Newly-married, Germantown resident, Gary Tanker, finished cutting his grass and was washing up at his kitchen sink when he realized his tantalum wedding band was missing! Wikipedia describes tantalum as “a rare, hard, blue-gray, lustrous transition metal that is highly corrosion-resistant.” Only very recently has this metal been used for making jewelry. Despite my nearly 40+ years experience, this was my first search for a ring made from this rare metal; I was unsure just where on the conductivity scale my XP Deus detector would register tantalum. In addition, Gary’s home sat on a half-acre lot—where would we begin?
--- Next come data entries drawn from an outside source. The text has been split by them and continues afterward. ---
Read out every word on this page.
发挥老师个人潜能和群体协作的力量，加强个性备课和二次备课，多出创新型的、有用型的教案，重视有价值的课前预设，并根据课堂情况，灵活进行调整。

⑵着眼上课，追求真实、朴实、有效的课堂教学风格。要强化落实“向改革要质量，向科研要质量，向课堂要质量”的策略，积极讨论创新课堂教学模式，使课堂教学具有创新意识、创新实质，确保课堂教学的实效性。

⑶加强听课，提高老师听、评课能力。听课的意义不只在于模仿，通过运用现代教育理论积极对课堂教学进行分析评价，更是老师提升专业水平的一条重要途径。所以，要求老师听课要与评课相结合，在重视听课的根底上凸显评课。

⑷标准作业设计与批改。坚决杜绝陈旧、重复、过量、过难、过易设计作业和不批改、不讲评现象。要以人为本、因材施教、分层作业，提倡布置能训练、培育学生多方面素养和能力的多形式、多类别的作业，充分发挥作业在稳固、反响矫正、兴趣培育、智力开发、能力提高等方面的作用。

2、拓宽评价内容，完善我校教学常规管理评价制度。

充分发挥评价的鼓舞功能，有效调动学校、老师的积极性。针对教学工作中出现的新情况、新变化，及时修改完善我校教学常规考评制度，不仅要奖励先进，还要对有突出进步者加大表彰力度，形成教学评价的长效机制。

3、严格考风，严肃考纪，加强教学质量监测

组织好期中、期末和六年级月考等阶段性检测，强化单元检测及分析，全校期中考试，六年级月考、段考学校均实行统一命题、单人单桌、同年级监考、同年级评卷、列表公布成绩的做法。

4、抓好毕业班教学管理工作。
Gary had spent every spare moment on his knees combing through the grass and leaves. He even used a simple metal detector acquired and used as a child—all without success; the ground, to his dismay, was full of metal! It was then he discovered The Ring Finders Internet directory of metal-detecting specialists and reached out to me. I was out of the country at the time but we arranged to meet soon after my arrival home.
When I finally pulled up at the Tanker residence, the sun had fully set. Temperatures were plummeting and strong winter-like winds bit through our clothes. With flashlights in hand we began a systematic search. Metal detecting, in its simplest form is a process of eliminating where the lost item is not. And in the case of a wedding ring, this involves eliminating one square inch at a time.
After nearly two hours we moved our search to the rear of the house where I remembered Gary explaining how he had brushed aside low branches of an apple tree while operating his lawn tractor. It made sense to first check out where those branches may have caught his ring. It was the right decision. Within moments a pronounced signal in the high sliver range registered on my detector. The clear outline of Gary’s ring became visible after sweeping away some grass and leaves. I gave Gary the thrill of extracting his ring from where it lay pressed deeply into the ground.
So glad for the opportunity to help recover your tantalum ring, Gary!